Tadej Pogacar dominated Jonas Vingegaard on the slopes of Hautacam to take a commanding lead in the Tour de France. After the first summit finish of 2025, the defending champion’s next overall victory now appears an inevitability. Pogacar beat his rival to the ski station finish by well over two minutes and now leads the Tour by more than three and half minutes, with nine stages remaining.
Pas de suspense, the French would say, and after the Slovenian’s eighth career stage win in the Pyrenees, Vingegaard is scrambling to sustain a meaningful challenge. If Pogacar had been scared when crashing in Toulouse, 24 hours earlier, he showed no ill effects as he dealt a lethal blow to Vingegaard’s aspirations under a fierce Pyrenean sun.
“I feel at the best moment of my career,” he said. “I’m riding in the rainbow jersey, I ride with an amazing team, so it’s like a fairytale for me. I think once this fire goes out, I will probably decline in performance but I’d say that now is the peak of my career, and I’ll try to hold it for as long as I can.”
He did admit to being anxious prior to the stage however. “I was nervous at the start, a little bit cranky maybe,” Pogacar said. “There was the role of 2022, when I lost the Tour here [at Hautacam]. I lost it that day and I guess I was really motivated.”
Burned by Pogacar, Vingegaard is looking over his shoulder at those hot on his heels, including the Scottish climber Oscar Onley, who was fifth at Hautacam and is sustaining his challenge in sixth overall. The Dane has lost time to his Slovenian rival in the long time trial and in the Tour’s first summit finish. From here, it appears unlikely that he will be able to mount a challenge for the yellow jersey.
There was more than a little questioning of his Visma-Lease a Bike team’s tactics, after Vingegaard arrived at the foot of the final climb alone and surrounded by UAE Emirates riders. Long gone was Matteo Jorgenson, who had started the stage fifth overall but fell back on the Col du Soulor. Nor was there any sign of Simon Yates, winner on Puy de Sancy, but now unable to help his leader.

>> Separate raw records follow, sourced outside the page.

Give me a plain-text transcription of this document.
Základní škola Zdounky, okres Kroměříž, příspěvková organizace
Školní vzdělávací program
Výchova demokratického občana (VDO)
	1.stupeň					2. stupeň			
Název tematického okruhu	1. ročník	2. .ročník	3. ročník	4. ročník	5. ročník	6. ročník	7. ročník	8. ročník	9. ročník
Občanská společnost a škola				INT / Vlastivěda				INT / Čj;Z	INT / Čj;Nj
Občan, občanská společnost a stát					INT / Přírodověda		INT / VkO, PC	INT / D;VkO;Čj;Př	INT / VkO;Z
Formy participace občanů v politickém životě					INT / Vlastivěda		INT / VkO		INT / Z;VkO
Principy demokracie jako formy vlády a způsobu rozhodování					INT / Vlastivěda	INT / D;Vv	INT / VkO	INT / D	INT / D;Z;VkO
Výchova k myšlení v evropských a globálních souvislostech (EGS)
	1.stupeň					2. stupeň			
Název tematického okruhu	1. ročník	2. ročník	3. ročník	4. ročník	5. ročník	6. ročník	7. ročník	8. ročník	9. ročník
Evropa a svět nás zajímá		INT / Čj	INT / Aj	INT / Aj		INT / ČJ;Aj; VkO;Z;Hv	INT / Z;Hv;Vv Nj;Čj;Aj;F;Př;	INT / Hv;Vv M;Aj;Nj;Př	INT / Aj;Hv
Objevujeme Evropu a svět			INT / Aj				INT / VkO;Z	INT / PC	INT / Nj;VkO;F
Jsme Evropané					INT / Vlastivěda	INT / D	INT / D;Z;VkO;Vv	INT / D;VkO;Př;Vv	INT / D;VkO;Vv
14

Pogacar’s decisive move came at the foot of the 13km ascent after he was set up by his Ecuadorian teammate Jhonatan Narváez. Initially, Vingegaard kept the defending champion in sight, the gap hovering at a handful of seconds, but as the pursuit wore on, Pogacar cruised clear. Emmanuel Macron briefly joined Christian Prudhomme in the race director’s car and the French president was treated to a ringside seat as Pogacar powered up the slopes.
Further down the mountain, Ben Healy was toiling up the climb, eventually losing the best part of 14 minutes to the Slovenian. In furnace conditions, Healy’s overall leadership had wilted on the exposed climb of the Col du Soulor, where Remco Evenepoel also suffered and lost ground.

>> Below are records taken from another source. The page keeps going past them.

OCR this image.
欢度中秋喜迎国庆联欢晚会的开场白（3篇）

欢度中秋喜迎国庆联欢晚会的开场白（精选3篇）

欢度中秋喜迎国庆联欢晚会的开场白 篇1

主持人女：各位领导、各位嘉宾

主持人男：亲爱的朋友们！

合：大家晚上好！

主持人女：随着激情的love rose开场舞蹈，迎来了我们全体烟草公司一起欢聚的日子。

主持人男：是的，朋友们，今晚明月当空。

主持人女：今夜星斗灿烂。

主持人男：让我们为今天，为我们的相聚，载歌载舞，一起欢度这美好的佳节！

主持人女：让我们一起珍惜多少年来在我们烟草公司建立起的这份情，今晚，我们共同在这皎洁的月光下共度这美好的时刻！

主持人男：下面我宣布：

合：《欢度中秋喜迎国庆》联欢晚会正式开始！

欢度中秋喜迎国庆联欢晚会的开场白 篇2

The morning after Pogacar’s crash on the approach to Toulouse, the polemics over the peloton’s decision to wait for the Slovenian continued. In the end, however, it was an irrelevance. The show of sportsmanship from Healy and Vingegaard was not lost on Demi Vollering, whose crash while leading the 2024 Tour de France Femmes, after which the peloton did not look back, effectively cost her the race. “So kind of the bunch not to use this crash of Tadej Pogacar to take time on him,” she posted on Instagram. “Guess men are a bit more kind.”

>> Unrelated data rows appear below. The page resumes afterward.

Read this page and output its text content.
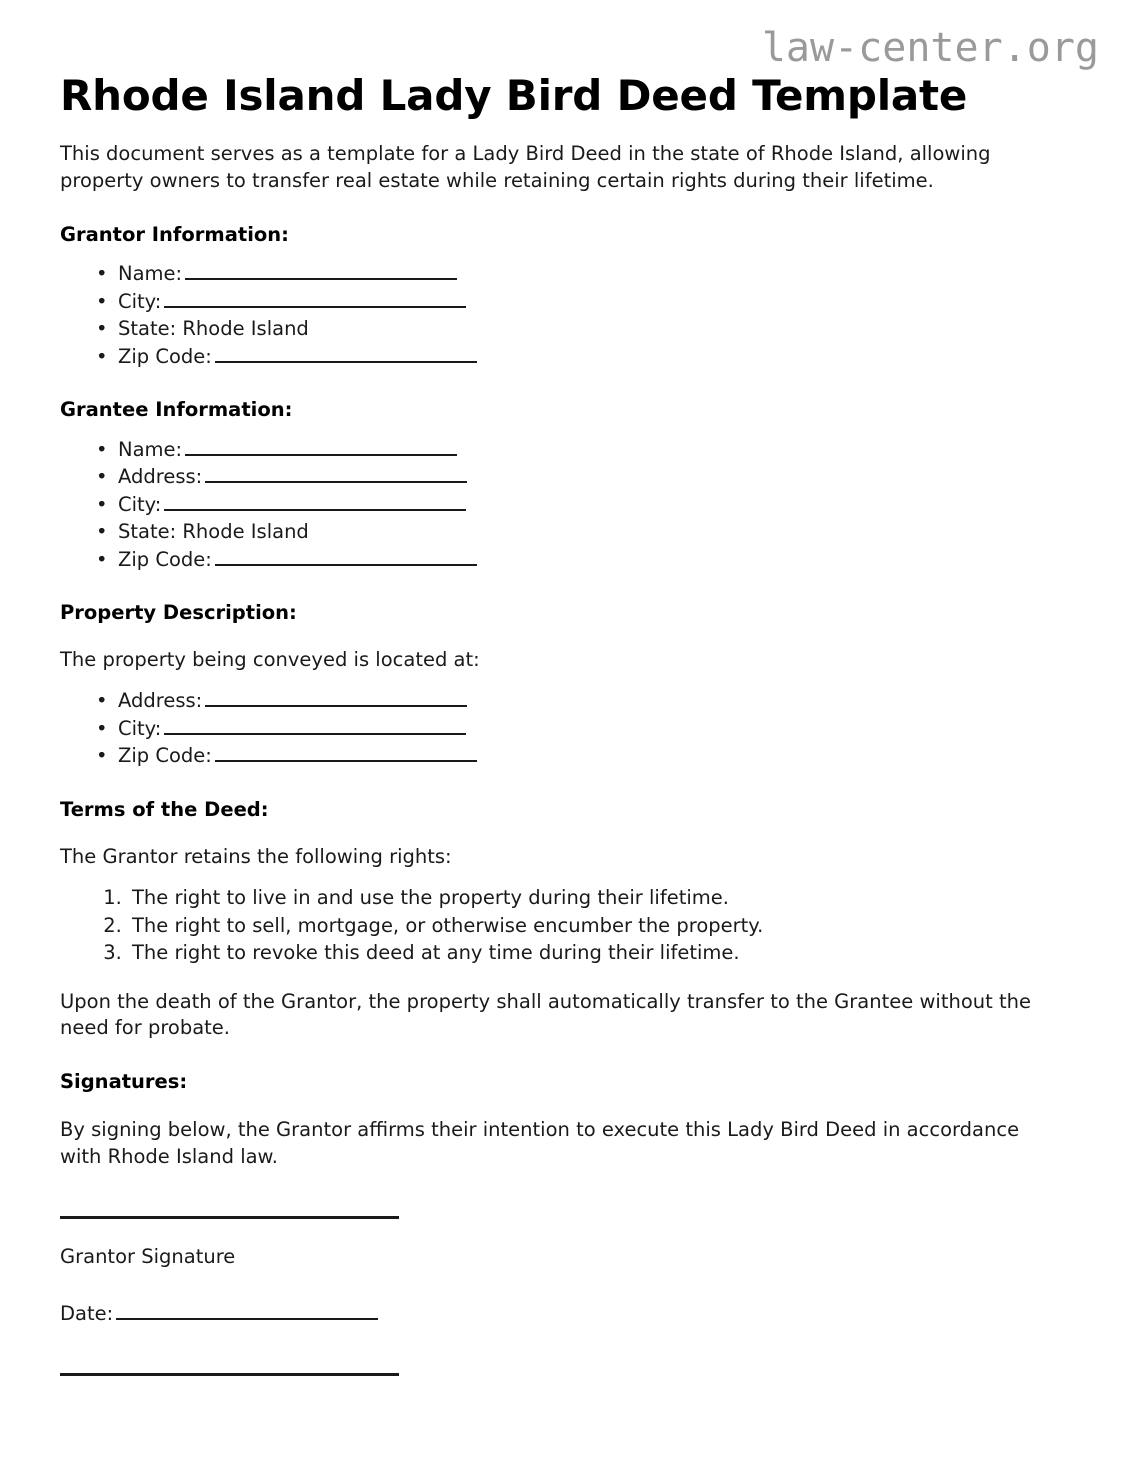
law-center.org
Rhode Island Lady Bird Deed Template

This document serves as a template for a Lady Bird Deed in the state of Rhode Island, allowing property owners to transfer real estate while retaining certain rights during their lifetime.

Grantor Information:
• Name:
• City:
• State: Rhode Island
• Zip Code:
Grantee Information:
• Name:
• Address:
• City:
• State: Rhode Island
• Zip Code:
Property Description:

The property being conveyed is located at:

• Address:
• City:
• Zip Code:
Terms of the Deed:

The Grantor retains the following rights:

1. The right to live in and use the property during their lifetime.
2. The right to sell, mortgage, or otherwise encumber the property.
3. The right to revoke this deed at any time during their lifetime.

Upon the death of the Grantor, the property shall automatically transfer to the Grantee without the need for probate.

Signatures:

By signing below, the Grantor affirms their intention to execute this Lady Bird Deed in accordance with Rhode Island law.

Grantor Signature

Date:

It also was a mournful convoy that entered the Pyrenees, the morning after a promising talent had been lost to a high-speed crash, following the death of young Italian Samuele Privitera, who was killed on Wednesday while racing in the Giro delle Valle d’Aosta.
According to reports in the Italian media, the 19-year-old crashed as the peloton was riding downhill at 70kph. He is understood to have fallen and hit the iron gate of a house, losing his helmet during the impact and suffering a cardiac arrest. Thursday’s second stage of the Giro delle Valle d’Aosta was cancelled.
The Italian was riding for the Hagens Berman Jayco development team, a feeder outfit for Jayco AlUla, currently riding in the Tour. In tribute, there was a minute’s applause at the start of stage 12 in Auch. Axel Merckx, son of Eddy and manager of the Hagens Berman team, said that the rider’s loss was “devastating beyond words.”
Friday’s stage 13 time trial, from Loudenvielle to Peyragudes is unlikely to change the current narrative, although Evenepoel will be keen to bounce back and exploit any further weakness on the part of Vingegaard. Pogacar however, is expected to increase his overall lead.